2. Stay active. Choose physical activities you enjoy, like going for a walk with family or friends, or playing a team sport. Exercise releases endorphins, which help lift your spirits.
3. Eat wholesome food. Fruits, vegetables, whole grains, lean proteins, fatty fish (salmon, mackerel), eggs, and dairy products will provide our bodies with the essential nutrients, vitamins, and minerals needed to fight the winter blues. It’s important to boost our immune system with foods rich in antioxidants and vitamin C.
4. Resist processed foods. Avoiding junk food (high in unhealthy fats, refined sugars, and empty calories) promotes healthy digestion and ensures that our bodies are adequately nourished to fight off winter ailments. While comfort foods can offer temporary relief, they are often low in nutritional value and can lead to energy crashes and worsen mood swings. There’s one exception: small quantities of antioxidant rich dark chocolate!
5. Stay hydrated. Drink enough water and consider herbal teas or warm beverages to keep hydrated during the winter.
6. Establish a routine. Sticking to a daily schedule can provide a sense of structure and stability during the winter months. Set regular sleep patterns, eat meals at consistent times, and fence off time for activities that bring you joy. Whether it’s reading, listening to music, painting, cooking, or playing an instrument, engaging in hobbies can boost your mood and provide a sense of fulfilment.
7. Socialise. Maintain connections with friends and family, either in person or through video calls. Consider joining clubs, teams or organisations that align with your interests.
8. Get enough sleep. It’s like a magical reset button for our whole system. While we sleep, our bodies repair and rejuvenate, our brains consolidate memories, and our emotional wellbeing gets a boost.
9. Use relaxation techniques. It could be a deep-breathing app, a video of guided meditation, a warm bath, or a massage – do at least one thing a day that helps you unwind and relieve stress.
SEEK PROFESSIONAL HELP IF NEEDED!
If your winter blues symptoms persist and impact your daily life, speak to your GP, EAP, or Lifeline.

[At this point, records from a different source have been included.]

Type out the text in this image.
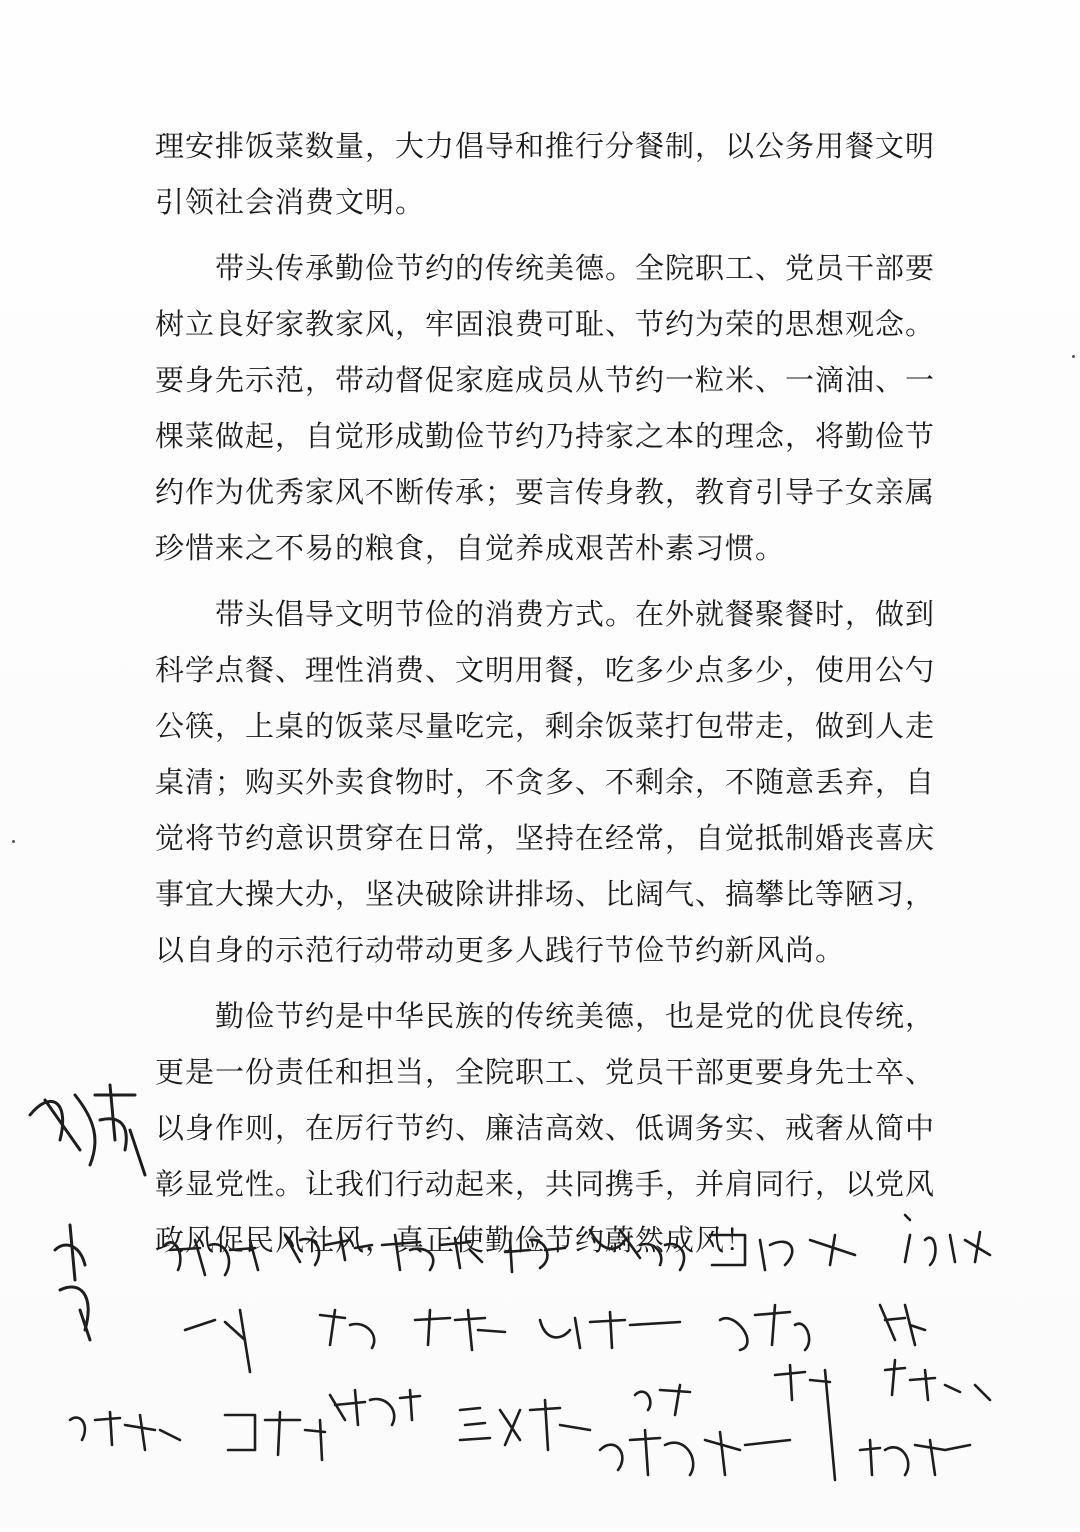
理安排饭菜数量，大力倡导和推行分餐制，以公务用餐文明
引领社会消费文明。
　　带头传承勤俭节约的传统美德。全院职工、党员干部要
树立良好家教家风，牢固浪费可耻、节约为荣的思想观念。
要身先示范，带动督促家庭成员从节约一粒米、一滴油、一
棵菜做起，自觉形成勤俭节约乃持家之本的理念，将勤俭节
约作为优秀家风不断传承；要言传身教，教育引导子女亲属
珍惜来之不易的粮食，自觉养成艰苦朴素习惯。
　　带头倡导文明节俭的消费方式。在外就餐聚餐时，做到
科学点餐、理性消费、文明用餐，吃多少点多少，使用公勺
公筷，上桌的饭菜尽量吃完，剩余饭菜打包带走，做到人走
桌清；购买外卖食物时，不贪多、不剩余，不随意丢弃，自
觉将节约意识贯穿在日常，坚持在经常，自觉抵制婚丧喜庆
事宜大操大办，坚决破除讲排场、比阔气、搞攀比等陋习，
以自身的示范行动带动更多人践行节俭节约新风尚。
　　勤俭节约是中华民族的传统美德，也是党的优良传统，
更是一份责任和担当，全院职工、党员干部更要身先士卒、
以身作则，在厉行节约、廉洁高效、低调务实、戒奢从简中
彰显党性。让我们行动起来，共同携手，并肩同行，以党风
政风促民风社风，真正使勤俭节约蔚然成风！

Winterise your wellness with nutritional superpowers
Omega-3 fatty acids are associated with improved mood and brain function. They have anti-inflammatory properties and may help regulate neurotransmitters in the brain.
Vitamin D plays a role in serotonin production, a neurotransmitter linked to mood regulation.
B vitamins , particularly vitamins B6, B12, and folate (B9), are involved in the production of neurotransmitters such as serotonin, dopamine, and norepinephrine.
Magnesium has been linked to mood regulation. It helps to relax muscles, reduce anxiety, and improve sleep quality.
Vitamin C plays a crucial role in supporting the immune system and overall health. During winter, when colds and fl u are more common, vitamin C helps enhance the production of white blood cells, which are vital for fi ghting off infections and illnesses. Vitamin C is also needed for the production of neurotransmitters like serotonin, which is associated with mood regulation.